One Buddycom member that said she would rather wear nothing than to wear fur. She went on to say that thanks to these Neanderthal macho men all the mammoths would be hunted down, killed off, and become extinct.

At this, a quiet, introverted hunter spoke up. "Madam, we are all Cromagnon men here", he corrected her.

"Yeah, and we haven't put 160 gigatons of carbon into the atmosphere by cutting down and burning the forests and by burning coal and fossil fuels, we didn't melt the polar icecaps and we haven't killed off most of the species of plant and animal life within a few generations, either, so you needn't be so smug and condescending and politically correct with us", added another.

"Look, Conan the Barbarian, we've got six billion mouths to feed !"

" And you are trying your best to make it ten billion, aren't you?
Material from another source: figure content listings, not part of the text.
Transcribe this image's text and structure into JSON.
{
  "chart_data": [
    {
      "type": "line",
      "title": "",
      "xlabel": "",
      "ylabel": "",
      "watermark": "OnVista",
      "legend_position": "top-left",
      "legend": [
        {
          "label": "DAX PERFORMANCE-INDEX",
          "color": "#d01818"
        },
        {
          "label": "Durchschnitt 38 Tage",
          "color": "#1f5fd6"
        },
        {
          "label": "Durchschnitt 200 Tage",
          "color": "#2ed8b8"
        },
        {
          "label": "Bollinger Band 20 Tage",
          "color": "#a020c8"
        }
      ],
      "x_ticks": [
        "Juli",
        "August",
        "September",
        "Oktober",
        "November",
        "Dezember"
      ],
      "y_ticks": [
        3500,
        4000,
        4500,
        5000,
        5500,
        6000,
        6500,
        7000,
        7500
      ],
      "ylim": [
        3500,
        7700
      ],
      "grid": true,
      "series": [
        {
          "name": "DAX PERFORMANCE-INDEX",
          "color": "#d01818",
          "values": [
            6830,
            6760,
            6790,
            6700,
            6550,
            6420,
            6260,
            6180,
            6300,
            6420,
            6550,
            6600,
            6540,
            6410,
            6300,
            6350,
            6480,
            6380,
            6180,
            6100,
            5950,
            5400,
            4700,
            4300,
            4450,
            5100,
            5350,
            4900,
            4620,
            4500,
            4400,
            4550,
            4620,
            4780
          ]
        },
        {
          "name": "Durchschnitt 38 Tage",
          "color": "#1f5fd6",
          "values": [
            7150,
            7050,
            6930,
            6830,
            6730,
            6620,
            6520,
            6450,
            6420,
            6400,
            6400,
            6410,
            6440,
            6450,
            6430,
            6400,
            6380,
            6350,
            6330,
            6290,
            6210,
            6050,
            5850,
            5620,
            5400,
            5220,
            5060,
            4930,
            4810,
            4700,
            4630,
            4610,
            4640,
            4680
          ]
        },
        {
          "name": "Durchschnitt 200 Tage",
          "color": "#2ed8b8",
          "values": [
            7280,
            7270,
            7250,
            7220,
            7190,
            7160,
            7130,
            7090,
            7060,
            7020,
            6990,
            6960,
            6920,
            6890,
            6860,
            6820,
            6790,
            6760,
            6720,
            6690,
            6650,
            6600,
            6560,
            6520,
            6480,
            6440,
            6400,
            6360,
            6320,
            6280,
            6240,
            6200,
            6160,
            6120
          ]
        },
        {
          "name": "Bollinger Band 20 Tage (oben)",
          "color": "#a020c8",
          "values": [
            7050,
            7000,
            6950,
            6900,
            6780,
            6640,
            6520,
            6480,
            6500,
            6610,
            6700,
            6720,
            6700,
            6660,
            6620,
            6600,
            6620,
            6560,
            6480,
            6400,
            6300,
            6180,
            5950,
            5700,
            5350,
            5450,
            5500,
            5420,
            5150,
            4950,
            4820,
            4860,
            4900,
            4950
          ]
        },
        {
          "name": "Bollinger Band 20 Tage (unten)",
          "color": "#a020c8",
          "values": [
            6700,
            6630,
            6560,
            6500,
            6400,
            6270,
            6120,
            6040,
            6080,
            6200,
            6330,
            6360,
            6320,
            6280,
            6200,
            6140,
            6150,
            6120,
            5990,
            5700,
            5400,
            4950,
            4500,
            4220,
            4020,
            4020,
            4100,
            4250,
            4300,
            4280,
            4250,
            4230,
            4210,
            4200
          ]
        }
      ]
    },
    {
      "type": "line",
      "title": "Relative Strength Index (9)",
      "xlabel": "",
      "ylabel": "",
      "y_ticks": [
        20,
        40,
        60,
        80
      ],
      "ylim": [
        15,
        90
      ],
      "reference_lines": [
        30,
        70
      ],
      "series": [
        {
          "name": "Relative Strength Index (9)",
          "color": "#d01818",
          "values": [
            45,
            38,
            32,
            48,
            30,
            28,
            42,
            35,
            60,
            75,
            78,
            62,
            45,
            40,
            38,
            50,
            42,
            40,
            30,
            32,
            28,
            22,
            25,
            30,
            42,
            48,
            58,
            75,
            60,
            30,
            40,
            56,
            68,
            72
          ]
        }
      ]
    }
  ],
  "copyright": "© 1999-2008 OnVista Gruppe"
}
Good luck, morons."

"Come now. Dear, sweet, gentle friends, let us not argue and find fault." Judging our journey back in time to visit our ancestors to have degenerated uncomfortably downward into the trading of insults and epithets, our Buddycom leader, wise and mature for his years, redirected the conversation with platitudes and cordial chit chat and we took our leave on a more friendly note, saying good bye to all and telling them to have a nice day.

Of course, we all wondered how the savages could have known about our future.